Il y a presque trois ans, au premier semestre 2020, en pleine pandémie due au coronavirus, certains pays membres de l’Union européenne (UE), au premier rang desquels l’Allemagne, étaient prêts à tout pour obtenir ces masques et vaccins qui manquaient tant, quitte à léser leurs partenaires. Aujourd’hui, alors que les pénuries de certains médicaments se font sentir partout sur le Vieux Continent, la tentation du chacun pour soi est de retour.
Fin décembre 2022, l’Allemagne s’est dite prête à payer plus cher certains médicaments, afin d’éviter que les laboratoires les vendent ailleurs à un meilleur prix. Tout comme la Grèce, qui, début janvier, a, par ailleurs, décidé de geler les exportations des remèdes manquants. Dernièrement, la Roumanie a prévenu qu’elle pourrait interdire l’exportation de certains génériques fabriqués sur son sol.
Dans ce contexte, la Commission européenne et l’Agence européenne des médicaments (AEM) se sont saisies du sujet. Mais la santé relève pour l’essentiel des compétences nationales, ce qui limite leur champ d’action. Pour l’heure, « nous déployons toutes les flexibilités réglementaires à notre disposition », a assuré, devant le Parlement européen, la commissaire à la santé, Stella Kyriakides, le 17 janvier.
« La sécurité avant les prix »
Ainsi, un Etat membre peut accepter que des notices d’utilisation ne soient pas traduites dans sa langue, alléger les contraintes en matière d’emballage, souvent fabriqué en Ukraine avant la guerre déclenchée fin février 2022, autoriser un médicament qui possède les mêmes substances actives qu’un produit en rupture de stock, permettre la délivrance de cachets à l’unité ou encore substituer des suppositoires à des médicaments prescrits par voie orale. L’AEM assure, par ailleurs, être prête à autoriser rapidement les principaux sites d’antibiotiques en Europe à augmenter leur capacité de production.
« Si nécessaire, l’Autorité européenne de préparation et de réaction en cas d’urgence sanitaire [HERA, l’organe de crise sanitaire créé lors de la pandémie] peut acheter des médicaments au nom des Etats membres », et faire des réserves stratégiques, a rappelé Mme Kyriakides. Mais, à terme, ces mesures ne suffiront pas, tant le problème est structurel. « En Europe, les pénuries de médicaments ont été multipliées par vingt en vingt ans », constate l’eurodéputée française (Parti populaire européen) Nathalie Colin-Oesterlé.

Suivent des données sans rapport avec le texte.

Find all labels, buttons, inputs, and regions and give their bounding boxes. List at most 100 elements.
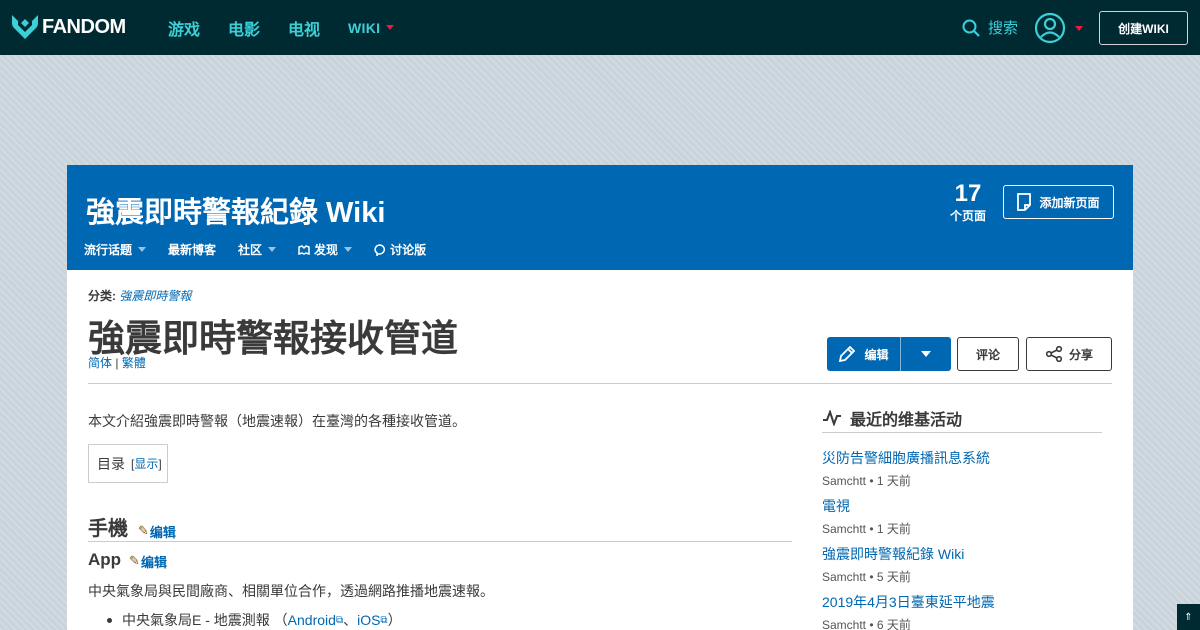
page-count-number: 17 (954, 180, 982, 207)
rail-divider (822, 432, 1102, 433)
comment-button[interactable]: 评论 (957, 337, 1019, 371)
user-avatar-icon (1034, 12, 1066, 44)
bullet (107, 617, 112, 623)
add-new-page-button[interactable]: 添加新页面 (1003, 185, 1114, 219)
app-paragraph: 中央氣象局與民間廠商、相關單位合作，透過網路推播地震速報。 (88, 583, 494, 599)
activity-item: 災防告警細胞廣播訊息系統 Samchtt • 1 天前 (822, 448, 1102, 489)
fandom-logo[interactable]: FANDOM (12, 13, 126, 41)
intro-paragraph: 本文介紹強震即時警報（地震速報）在臺灣的各種接收管道。 (88, 413, 466, 429)
pencil-icon: ✎ (129, 553, 140, 568)
fandom-logo-text: FANDOM (42, 15, 126, 38)
activity-item: 強震即時警報紀錄 Wiki Samchtt • 5 天前 (822, 544, 1102, 585)
category-link[interactable]: 強震即時警報 (119, 289, 191, 303)
toc-show-link[interactable]: 显示 (134, 457, 158, 471)
section-divider (88, 541, 792, 542)
share-button-label: 分享 (1068, 347, 1093, 362)
global-nav: FANDOM 游戏 电影 电视 WIKI 搜索 创建WIKI (0, 0, 1200, 55)
list-separator: 、 (343, 612, 358, 628)
explore-icon (298, 244, 310, 255)
category-label: 分类: (88, 289, 116, 303)
edit-button-group: 编辑 (827, 337, 951, 371)
wiki-title[interactable]: 強震即時警報紀錄 Wiki (86, 189, 385, 231)
create-wiki-button[interactable]: 创建WIKI (1099, 11, 1188, 45)
community-header: 強震即時警報紀錄 Wiki 流行话题 最新博客 社区 发现 讨论版 17 个页面 (67, 165, 1133, 270)
chevron-down-icon (268, 247, 277, 252)
search-label: 搜索 (988, 20, 1019, 37)
variant-separator: | (112, 356, 122, 370)
pencil-icon: ✎ (138, 523, 149, 538)
page-count: 17 个页面 (947, 181, 989, 224)
chevron-down-icon (138, 247, 147, 252)
android-link[interactable]: Android (288, 612, 336, 628)
community-nav-explore-label: 发现 (314, 243, 339, 257)
chevron-down-icon (344, 247, 353, 252)
page-count-unit: 个页面 (949, 209, 986, 223)
share-button[interactable]: 分享 (1026, 337, 1112, 371)
list-close-paren: ） (387, 612, 402, 628)
activity-item-meta: Samchtt • 1 天前 (822, 474, 911, 488)
global-nav-links: 游戏 电影 电视 WIKI (168, 0, 422, 55)
community-nav-community[interactable]: 社区 (238, 241, 277, 258)
activity-icon (823, 410, 841, 426)
external-link-icon: ⧉ (380, 614, 388, 626)
fandom-heart-icon (12, 15, 38, 39)
activity-item-title[interactable]: 2019年4月3日臺東延平地震 (822, 592, 1102, 612)
nav-wiki-label: WIKI (348, 19, 381, 36)
language-variants: 简体 | 繁體 (88, 354, 146, 371)
recent-activity-title: 最近的维基活动 (850, 412, 963, 429)
variant-traditional-link[interactable]: 繁體 (122, 356, 146, 370)
activity-item-meta: Samchtt • 6 天前 (822, 618, 911, 630)
search-icon (962, 19, 980, 37)
edit-button[interactable]: 编辑 (827, 337, 901, 371)
section-heading-phone-text: 手機 (88, 518, 128, 540)
subsection-heading-app-text: App (88, 550, 122, 569)
nav-games[interactable]: 游戏 (168, 16, 200, 40)
nav-tv[interactable]: 电视 (288, 16, 320, 40)
pencil-icon (839, 345, 856, 363)
table-of-contents: 目录 [显示] (88, 444, 168, 483)
toc-toggle: [显示] (131, 457, 162, 471)
discussion-icon (374, 243, 386, 256)
activity-item-title[interactable]: 電視 (822, 496, 1102, 516)
new-page-icon (1017, 193, 1032, 211)
activity-item-meta: Samchtt • 1 天前 (822, 522, 911, 536)
header-divider (88, 383, 1112, 384)
activity-item-meta: Samchtt • 5 天前 (822, 570, 911, 584)
activity-item-title[interactable]: 災防告警細胞廣播訊息系統 (822, 448, 1102, 468)
community-nav-trending[interactable]: 流行话题 (84, 241, 147, 258)
community-nav-blogs[interactable]: 最新博客 (168, 241, 216, 258)
recent-activity-heading: 最近的维基活动 (822, 406, 962, 430)
share-icon (1045, 346, 1063, 362)
community-nav-trending-label: 流行话题 (84, 243, 133, 257)
double-chevron-up-icon: ⇑ (1184, 611, 1193, 623)
community-nav-discussions[interactable]: 讨论版 (374, 241, 426, 258)
chevron-down-icon (386, 25, 395, 30)
toc-label: 目录 (97, 455, 125, 472)
scroll-to-top-button[interactable]: ⇑ (1177, 604, 1200, 630)
chevron-down-icon (921, 351, 931, 357)
community-nav: 流行话题 最新博客 社区 发现 讨论版 (84, 241, 448, 258)
activity-item-title[interactable]: 強震即時警報紀錄 Wiki (822, 544, 1102, 564)
community-nav-discussions-label: 讨论版 (390, 243, 427, 257)
nav-movies[interactable]: 电影 (228, 16, 260, 40)
variant-simplified-link[interactable]: 简体 (88, 356, 112, 370)
section-heading-phone: 手機 ✎ 编辑 (88, 512, 176, 541)
chevron-down-icon (1075, 25, 1083, 31)
subsection-heading-app: App ✎ 编辑 (88, 550, 167, 571)
edit-dropdown-button[interactable] (901, 337, 951, 371)
community-nav-explore[interactable]: 发现 (298, 241, 353, 258)
add-new-page-label: 添加新页面 (1039, 195, 1100, 210)
nav-wiki[interactable]: WIKI (348, 19, 395, 36)
ios-link[interactable]: iOS (357, 612, 380, 628)
activity-item: 電視 Samchtt • 1 天前 (822, 496, 1102, 537)
global-search[interactable]: 搜索 (962, 17, 1018, 38)
article-content: 分类: 強震即時警報 強震即時警報接收管道 简体 | 繁體 编辑 评论 分享 本… (67, 270, 1133, 630)
category-line: 分类: 強震即時警報 (88, 287, 191, 304)
community-nav-community-label: 社区 (238, 243, 263, 257)
external-link-icon: ⧉ (335, 614, 344, 626)
user-menu[interactable] (1034, 12, 1083, 44)
subsection-edit-label: 编辑 (140, 554, 167, 570)
subsection-edit-link[interactable]: ✎ 编辑 (129, 552, 167, 571)
list-item: 中央氣象局E - 地震測報 （ Android ⧉ 、 iOS ⧉ ） (107, 610, 402, 630)
section-edit-link[interactable]: ✎ 编辑 (138, 522, 176, 541)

Aujourd’hui, « près de 80 % des principes actifs pharmaceutiques sont fabriqués hors d’Europe, principalement en Chine et en Inde, et environ 40 % des médicaments commercialisés dans l’UE sont produits en dehors de nos frontières », explique Isabelle Marchais, spécialiste santé de l’Institut Jacques Delors. Conséquence, l’UE est à la merci de ces pays qui peuvent décider d’interrompre leurs exportations.